Suna... İdil... Ayla...

05 Haziran 2022 Pazar

En büyük Sürtük başka büyük yok! En sürtük Büyük, başka sürtük yok! En Çürük sürtük başka çürük yok!  En sürtük Çürük, başka büyük yok!

Günlerdir kafamın içinde, dilimin ucunda bu nakarat, bozuk plak gibi dönüp duruyor! Bir türlü silkeleyip atamıyorum. Bakkala gidiyorum ekmek almaya “Bir sürtük lütfen”, manava gidiyorum “çürüksüz sürtük” isterken buluyorum kendimi. Gece rüyalarıma giriyor. Bütün millet ayağa kalkmış “Hepimiz sürtüğüz!” diye tempo tutuyoruz! Tam bu yazıya başladım bir de baktım: En tepeye “Esintiler - Bir Sürtük” diye imza atmışım... (Annem çok üzülür diye hemen düzeltip “Esintiler - Zeynep Oral” yaptım!)

50 YIL ÖNCEYDİ

Yarın İstanbul Festivali başlıyor... Ben en iyisi size tam 50 yıl öncesinden bir festival anısı anlatayım: Baştan başlıyorum.

Sene 1973. Uluslararası İstanbul Festivali, ilk kez gerçekleştiriliyor. Program olağanüstü zengin. Programın starlarından biri iki resital, bir konser verecek olan Yehudi Menuhin.  

Birinci resital Aya İrini’deydi. Yalnız Bach’ın eserlerinden oluşan bir programdı... İkinci resital Darüşşafaka Konser Salonu’ndaydı. İdil Biret’le birlikte Beethoven’ın piyano ve keman için bestelediği en ünlü  sonatları yorumladılar... Gelelim üçüncüsüne: 

Menuhin, Ayla Erduran ve Suna Kan, İstanbul Senfoni Orkestrası’yla birlikte Vivaldi’nin üçlü keman konçertosunu çalacaklardı. Ancak konser günü, müthiş bir panik! Korkunç bir şey oldu! 

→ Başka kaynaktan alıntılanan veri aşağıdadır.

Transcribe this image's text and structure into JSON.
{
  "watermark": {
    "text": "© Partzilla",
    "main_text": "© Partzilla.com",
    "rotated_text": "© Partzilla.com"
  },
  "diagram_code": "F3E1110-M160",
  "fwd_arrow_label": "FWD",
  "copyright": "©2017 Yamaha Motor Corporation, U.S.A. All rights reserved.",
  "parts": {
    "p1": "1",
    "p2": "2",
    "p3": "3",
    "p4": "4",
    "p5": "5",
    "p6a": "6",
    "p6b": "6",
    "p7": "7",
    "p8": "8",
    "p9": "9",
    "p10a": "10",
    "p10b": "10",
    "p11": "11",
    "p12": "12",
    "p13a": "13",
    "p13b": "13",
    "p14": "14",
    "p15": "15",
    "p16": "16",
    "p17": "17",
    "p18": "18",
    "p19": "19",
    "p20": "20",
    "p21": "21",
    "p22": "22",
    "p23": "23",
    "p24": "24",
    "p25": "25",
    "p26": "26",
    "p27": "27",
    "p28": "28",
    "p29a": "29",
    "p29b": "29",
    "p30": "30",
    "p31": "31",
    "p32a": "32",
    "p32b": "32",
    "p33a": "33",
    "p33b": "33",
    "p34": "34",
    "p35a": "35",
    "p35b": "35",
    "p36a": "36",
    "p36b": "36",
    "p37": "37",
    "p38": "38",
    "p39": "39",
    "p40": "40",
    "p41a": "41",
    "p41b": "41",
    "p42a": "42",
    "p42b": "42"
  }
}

Orkestra partisyonunun notalarının kayıp olduğu ortaya çıktı. Konserin  başlamasına birkaç saat vardı ve orkestranın çalacağı notalar ortada yoktu! Aydın Gün birkaç kez öldü dirildi ama hâlâ notalar ortada yoktu. Sonunda  birinin aklına parlak bir fikir geldi: İdil Biret’ten yardım istendi. Yine “Üç Keman Konçertosu” çalınacak, ancak orkestra partisyonunu İdil Biret piyanoda çalacaktı. Sanatçı seve seve yardıma koştu. Bütün bu hengâmede Menuhin hep çok sakin, çok anlayışlı, çok güler yüzlüydü. Kuliste onu oyalamak, Mükerrem Berk’le bana düşmüştü.

Bu plan gerçekleşmedi. Son an kurtarıcısı olarak Şefik Büyükyüksel sayesinde notalar bulundu ve orkestra çaldı. (Çok uzun bir öykü buraya sığmayacağı için kısa kestim) İdil Biret de büyük bir alçakgönüllülükle orkestrada yerini aldı.  

Üç “kemancı” birbirlerinin gözlerinin içine bakarak, birbirlerine gülerek, birbirlerine sevgiyle, saygıyla, hayranlıkla ve aşkla bağlanarak, ölümsüz yapıtı, bu barok mücevheri seslendirdi.

BÜYÜKLÜK ÖRNEĞİ

Üçlü konçerto sona erdiğinde, bitmek bilmeyen bir alkış koptu. İşte o zaman Menuhin, bütün akıllarda ve yüreklerde yer edecek, tanıklık eden kimsenin unutamayacağı bir incelik gösterdi.  

Şöyle ki: Konsere solist olarak katılmadığı için gerilerde kalmaya çalışan İdil Biret’i elinden tutup, sahnenin en önüne, iki keman virtüözümüzün Ayla Erduran ve Suna Kan’ın yanına getirdi, İdil Biret’i ikisinin arasına yerleştirdi. Kendi iyice kenara çekilip bu üç genç kadının önünde yerlere dek eğildi. Salon ayağa kaktı. Üç sanatçımızı ilk kez bir arada alkışlıyorduk... Ben o gün bugün, bu üç virtüöz, bu üç muhteşem kadına yönelik alkışları duyuyorum.  

BUNDAN TAM 50 YIL ÖNCEYDİ...

Daha yeryüzünde hiçbir devlet adamı, hiçbir cumhurbaşkanı, milyonlarca insana “çürük” ve “sürtük” diye hakaret etmemişti!